The Commission considered the newspaper's argument that the complainant's profession was "genuinely relevant" to the proceedings because it meant higher standards could be expected of her husband to be totally without merit. This justification was particularly implausible given the fact that her husband had been a serving police officer at the time of the crime, a role which in itself demands high standards of conduct.
The central issue for the Commission's consideration was therefore whether the complainant had been "identified" by the publication of this information within the terms of Clause 9 (Reporting of crime).
The Commission understood the complainant's desire to avoid intrusive attention stemming from her husband's crime. Nonetheless, as she had herself acknowledged, publications are generally entitled to identify those concerned in court proceedings - including, as in this case, by publishing their names and photographs. It is inevitable that this will enable members of the community with prior knowledge of the individuals concerned to connect innocent family members with the proceedings. For this reason, Clause 9 cannot reasonably be interpreted as imposing an obligation on publications to avoid the publication of any information that might contribute to the identification of family members in such circumstances: "identification" must mean something more.
The coverage under complaint had not identified the complainant by name, and nor had she been photographed; the nature of her work had been mentioned, in general terms, in the text of the articles, but beyond this there had been no further reference to her. While the Commission welcomed the newspaper's removal of the reference to the complainant from its coverage as a positive response to her concerns, on balance it concluded that this reference had not "identified" her in a manner that breached the terms of Clause 9.
In addition, the Commission did not consider this reference to the complainant's role as a public servant represented an unjustified intrusion into her private life in this context. The complaints under Clause 3 and Clause 9 were not upheld.
The complainant also raised concerns on behalf of her husband that the newspaper had breached Clause 4 (Harassment) of the Code.
The complaint was not upheld.
The complainant explained that, on two occasions over the course of the proceedings, the newspaper's journalist had contacted her husband via his mobile telephone seeking his comments on the case; he had previously been in professional contact with her husband and had retained his contact details. While her husband had spoken to the journalist early on in the process, a subsequent contact had caused upset and led him to change his mobile number. Her husband believed that the use of his contact details in this context was inappropriate and unprofessional, and that the journalist had attempted to exploit a previous working relationship to gain his confidence.

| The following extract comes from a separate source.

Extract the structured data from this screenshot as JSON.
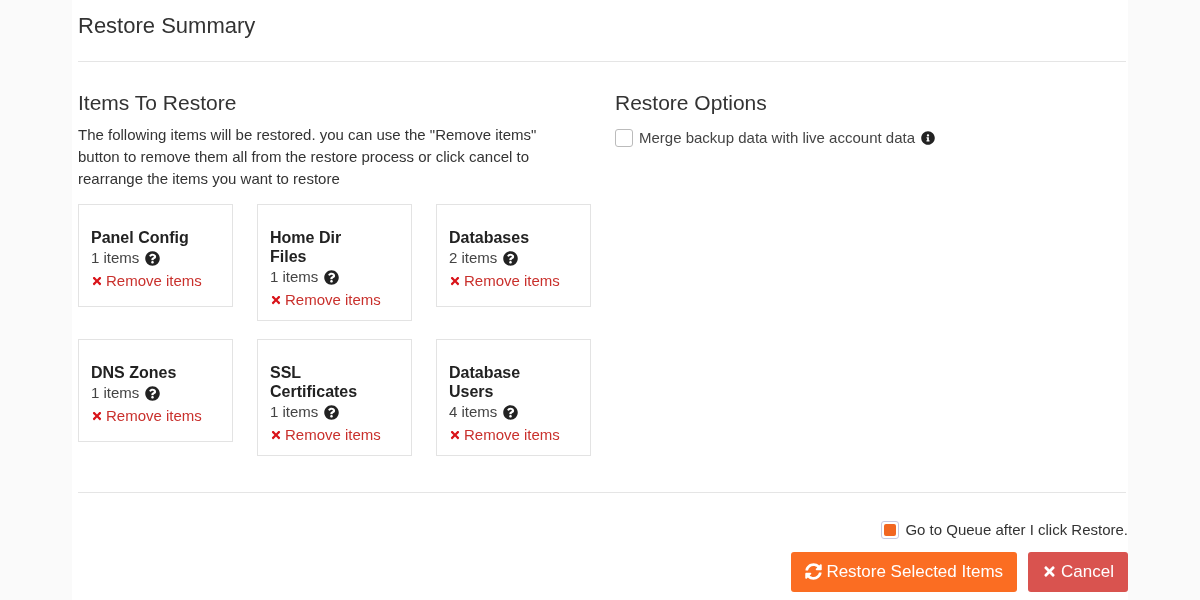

The newspaper explained that the journalist had since left the newspaper so could not respond to the allegations. In any event, it did not accept that the actions outlined amounted to harassment. It believed that it had been entirely appropriate - and indeed, responsible - for the reporter to have contacted the complainant's husband at the different stages of the case.

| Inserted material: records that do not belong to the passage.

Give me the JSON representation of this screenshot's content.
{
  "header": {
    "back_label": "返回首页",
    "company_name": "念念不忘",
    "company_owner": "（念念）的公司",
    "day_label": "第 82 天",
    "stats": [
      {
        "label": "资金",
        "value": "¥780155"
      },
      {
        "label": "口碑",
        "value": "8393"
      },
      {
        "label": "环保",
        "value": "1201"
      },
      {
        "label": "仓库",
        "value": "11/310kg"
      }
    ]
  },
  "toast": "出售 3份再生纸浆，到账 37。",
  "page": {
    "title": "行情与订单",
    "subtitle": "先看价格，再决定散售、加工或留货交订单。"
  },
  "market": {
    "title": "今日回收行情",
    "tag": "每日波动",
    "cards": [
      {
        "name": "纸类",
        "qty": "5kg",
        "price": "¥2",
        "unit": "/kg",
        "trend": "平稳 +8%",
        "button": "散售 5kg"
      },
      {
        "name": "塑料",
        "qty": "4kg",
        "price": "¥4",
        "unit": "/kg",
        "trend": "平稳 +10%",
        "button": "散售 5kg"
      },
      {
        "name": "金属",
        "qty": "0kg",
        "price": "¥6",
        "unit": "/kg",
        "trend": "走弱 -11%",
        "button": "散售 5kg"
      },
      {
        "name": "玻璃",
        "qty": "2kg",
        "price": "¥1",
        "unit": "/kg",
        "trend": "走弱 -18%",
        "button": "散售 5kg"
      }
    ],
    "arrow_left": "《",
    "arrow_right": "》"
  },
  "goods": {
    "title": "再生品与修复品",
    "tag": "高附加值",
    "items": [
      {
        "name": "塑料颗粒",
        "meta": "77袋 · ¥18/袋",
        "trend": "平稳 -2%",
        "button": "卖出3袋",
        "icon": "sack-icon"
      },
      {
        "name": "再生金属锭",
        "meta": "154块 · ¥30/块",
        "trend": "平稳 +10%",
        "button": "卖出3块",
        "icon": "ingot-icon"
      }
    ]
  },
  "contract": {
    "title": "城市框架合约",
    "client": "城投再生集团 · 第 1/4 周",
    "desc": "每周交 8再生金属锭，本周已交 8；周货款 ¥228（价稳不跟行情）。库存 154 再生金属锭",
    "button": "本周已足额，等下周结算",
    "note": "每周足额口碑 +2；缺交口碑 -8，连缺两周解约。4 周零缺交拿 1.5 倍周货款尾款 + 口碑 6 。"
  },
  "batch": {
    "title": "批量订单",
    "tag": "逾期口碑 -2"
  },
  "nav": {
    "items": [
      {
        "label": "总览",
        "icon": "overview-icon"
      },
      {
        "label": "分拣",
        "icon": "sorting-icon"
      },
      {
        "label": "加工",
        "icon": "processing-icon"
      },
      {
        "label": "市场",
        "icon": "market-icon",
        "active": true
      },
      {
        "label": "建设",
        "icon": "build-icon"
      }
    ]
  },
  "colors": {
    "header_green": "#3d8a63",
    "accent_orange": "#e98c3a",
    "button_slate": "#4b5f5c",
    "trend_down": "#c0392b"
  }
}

While it noted the complainant's husband's concerns, the Commission did not agree that the use of the complainant's husband's details in this instance for the legitimate journalistic purpose of obtaining his comment on the allegations against him constituted harassment under the terms of Clause 4. While the complainant had contended that the contact was potentially "exploitative", there was no suggestion that the journalist had acted aggressively toward the complainant's husband, nor that he had continued to make contact after a request to desist. The complaint was not upheld.